İSTANBUL’DA 27 YILIN REKORU
Enflasyonda öncü gösterge olan İstanbul Ücretliler Geçinme İndeksi’nde İstanbullunun enflasyonu 27 yılın rekorunu kırdı. İstanbul Ticaret Odası’nın (İTO) 1995 bazlı Ücretliler Geçinme İndeksi, ekim ayında yüzde 108.77, Toptan Eşya Fiyatları İndeksi ise yüzde 104.21 artış gösterdi. Bu sayılar 1995 yılından beri en yüksek enflasyona işaret etti. İstanbul’da perakende fiyatlarda bir evvelki aya nazaran en yüksek artış yüzde 7.98 ile giysi harcamalarında gerçekleşti.
İMALAT 8 AYDIR DARALIYOR
Yurttaş enflasyonla ezilirken Türkiye İktisat Modeli’nin temel destek noktası ve en çok övülen yanı olan üretimde de tehlike gün geçtikçe büyüyor. Ekonomik büyümenin öncü göstergesi olan imalat sanayi performansında en süratli ve muteber referans kabul edilen İstanbul Sanayi Odası (İSO) Türkiye İmalat PMI (Satın Alma Yöneticileri Endeksi) anketinin Ekim 2022 devri sonuçları açıklandı.

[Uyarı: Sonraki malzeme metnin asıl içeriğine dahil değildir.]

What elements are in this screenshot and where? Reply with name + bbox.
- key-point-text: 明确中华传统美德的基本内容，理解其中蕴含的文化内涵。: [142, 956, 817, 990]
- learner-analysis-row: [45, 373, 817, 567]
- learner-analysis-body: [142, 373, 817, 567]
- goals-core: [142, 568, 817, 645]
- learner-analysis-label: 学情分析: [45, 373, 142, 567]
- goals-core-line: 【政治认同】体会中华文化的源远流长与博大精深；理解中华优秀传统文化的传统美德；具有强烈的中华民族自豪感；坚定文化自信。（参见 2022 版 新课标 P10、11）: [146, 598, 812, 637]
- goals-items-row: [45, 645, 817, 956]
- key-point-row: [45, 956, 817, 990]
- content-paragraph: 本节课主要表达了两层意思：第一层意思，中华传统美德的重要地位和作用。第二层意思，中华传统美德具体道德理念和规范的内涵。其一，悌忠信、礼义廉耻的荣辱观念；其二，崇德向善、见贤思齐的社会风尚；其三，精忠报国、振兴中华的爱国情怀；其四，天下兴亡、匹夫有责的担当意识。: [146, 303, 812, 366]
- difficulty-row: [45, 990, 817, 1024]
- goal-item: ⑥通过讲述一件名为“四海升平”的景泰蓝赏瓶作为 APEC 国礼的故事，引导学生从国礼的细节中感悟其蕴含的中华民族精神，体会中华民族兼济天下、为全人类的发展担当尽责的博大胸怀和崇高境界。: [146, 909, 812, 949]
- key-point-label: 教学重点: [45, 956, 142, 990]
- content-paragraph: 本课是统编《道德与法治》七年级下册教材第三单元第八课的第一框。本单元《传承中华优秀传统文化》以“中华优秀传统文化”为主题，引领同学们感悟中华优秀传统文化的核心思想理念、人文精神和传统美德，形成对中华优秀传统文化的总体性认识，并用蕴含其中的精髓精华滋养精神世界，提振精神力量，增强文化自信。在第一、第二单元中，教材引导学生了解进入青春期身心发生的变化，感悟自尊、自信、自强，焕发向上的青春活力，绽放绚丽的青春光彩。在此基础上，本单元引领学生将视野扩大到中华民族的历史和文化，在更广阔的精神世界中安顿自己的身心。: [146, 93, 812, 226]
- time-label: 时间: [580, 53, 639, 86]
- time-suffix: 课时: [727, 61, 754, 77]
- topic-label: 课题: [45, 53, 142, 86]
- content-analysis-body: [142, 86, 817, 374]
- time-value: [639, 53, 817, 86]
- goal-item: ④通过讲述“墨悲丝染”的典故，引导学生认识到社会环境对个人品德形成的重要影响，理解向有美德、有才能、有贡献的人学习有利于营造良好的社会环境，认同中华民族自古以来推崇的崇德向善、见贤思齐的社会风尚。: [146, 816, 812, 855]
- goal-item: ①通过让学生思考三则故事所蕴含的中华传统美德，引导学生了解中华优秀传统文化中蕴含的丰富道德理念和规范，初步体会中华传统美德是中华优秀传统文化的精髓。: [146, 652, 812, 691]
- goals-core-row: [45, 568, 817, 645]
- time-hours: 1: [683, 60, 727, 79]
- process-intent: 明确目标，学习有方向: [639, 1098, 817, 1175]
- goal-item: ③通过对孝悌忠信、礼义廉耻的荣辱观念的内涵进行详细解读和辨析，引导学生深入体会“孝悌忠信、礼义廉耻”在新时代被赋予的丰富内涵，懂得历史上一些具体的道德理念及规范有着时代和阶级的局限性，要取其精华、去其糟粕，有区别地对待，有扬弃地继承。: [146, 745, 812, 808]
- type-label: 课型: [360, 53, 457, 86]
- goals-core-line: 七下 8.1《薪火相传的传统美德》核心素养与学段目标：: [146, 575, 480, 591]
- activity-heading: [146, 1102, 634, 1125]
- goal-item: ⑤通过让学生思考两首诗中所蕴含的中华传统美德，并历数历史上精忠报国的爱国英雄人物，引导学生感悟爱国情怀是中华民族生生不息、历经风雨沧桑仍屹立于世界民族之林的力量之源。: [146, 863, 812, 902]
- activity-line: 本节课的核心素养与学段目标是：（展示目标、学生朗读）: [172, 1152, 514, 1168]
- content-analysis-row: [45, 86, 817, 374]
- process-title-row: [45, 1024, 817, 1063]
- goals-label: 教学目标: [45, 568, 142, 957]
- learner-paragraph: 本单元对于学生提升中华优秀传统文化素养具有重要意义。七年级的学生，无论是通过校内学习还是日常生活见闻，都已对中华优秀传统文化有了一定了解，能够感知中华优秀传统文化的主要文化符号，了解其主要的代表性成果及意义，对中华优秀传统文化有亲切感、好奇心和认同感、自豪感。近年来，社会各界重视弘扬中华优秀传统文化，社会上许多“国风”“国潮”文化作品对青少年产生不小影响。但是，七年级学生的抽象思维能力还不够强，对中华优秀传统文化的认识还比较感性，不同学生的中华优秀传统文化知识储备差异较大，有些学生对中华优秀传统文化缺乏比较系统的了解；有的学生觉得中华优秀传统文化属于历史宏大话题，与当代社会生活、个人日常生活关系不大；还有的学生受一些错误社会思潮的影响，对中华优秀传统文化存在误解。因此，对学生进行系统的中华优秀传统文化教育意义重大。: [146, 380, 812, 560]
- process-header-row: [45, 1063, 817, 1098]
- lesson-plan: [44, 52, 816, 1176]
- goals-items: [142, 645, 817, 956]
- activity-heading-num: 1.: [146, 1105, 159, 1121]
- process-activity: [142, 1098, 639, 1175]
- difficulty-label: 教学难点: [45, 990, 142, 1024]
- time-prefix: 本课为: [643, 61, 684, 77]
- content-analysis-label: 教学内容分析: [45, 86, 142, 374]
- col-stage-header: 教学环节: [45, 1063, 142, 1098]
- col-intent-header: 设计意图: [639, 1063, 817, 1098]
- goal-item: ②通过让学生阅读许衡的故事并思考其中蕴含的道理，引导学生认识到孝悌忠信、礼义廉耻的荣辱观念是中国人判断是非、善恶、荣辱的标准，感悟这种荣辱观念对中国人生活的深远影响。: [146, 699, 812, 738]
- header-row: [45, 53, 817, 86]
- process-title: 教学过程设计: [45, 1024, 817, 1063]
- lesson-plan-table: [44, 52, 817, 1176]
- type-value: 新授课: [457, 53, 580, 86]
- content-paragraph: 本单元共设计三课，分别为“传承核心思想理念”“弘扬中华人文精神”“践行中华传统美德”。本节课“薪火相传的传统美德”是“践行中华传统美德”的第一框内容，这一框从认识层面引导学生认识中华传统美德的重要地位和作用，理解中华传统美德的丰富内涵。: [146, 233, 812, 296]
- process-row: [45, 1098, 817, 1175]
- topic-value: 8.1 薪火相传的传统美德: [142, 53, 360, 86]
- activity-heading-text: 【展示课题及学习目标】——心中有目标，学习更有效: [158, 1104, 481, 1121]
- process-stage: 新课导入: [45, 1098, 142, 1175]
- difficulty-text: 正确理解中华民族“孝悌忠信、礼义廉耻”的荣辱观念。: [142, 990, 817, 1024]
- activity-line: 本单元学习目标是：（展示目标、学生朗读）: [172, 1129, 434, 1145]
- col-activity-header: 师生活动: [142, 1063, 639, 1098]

Eşik paha olan 50’nin üzerinde ölçülen tüm sayıların kesimde güzelleşmeye işaret ettiği anket sonuçlarına nazaran eylül ayında 46.9 olan PMI, ekimde 46.4’e geriledi. Üretim son sekiz aydır üst üste daralmasını sürdürdü. PMI datalarını kıymetlendiren S&P Küresel İktisat Yöneticisi Andrew Harker, “Yeni siparişlerdeki yavaşlama karşısında, şirketlerin hem istihdamı hem de satın alımları azalttığı görüldü” dedi.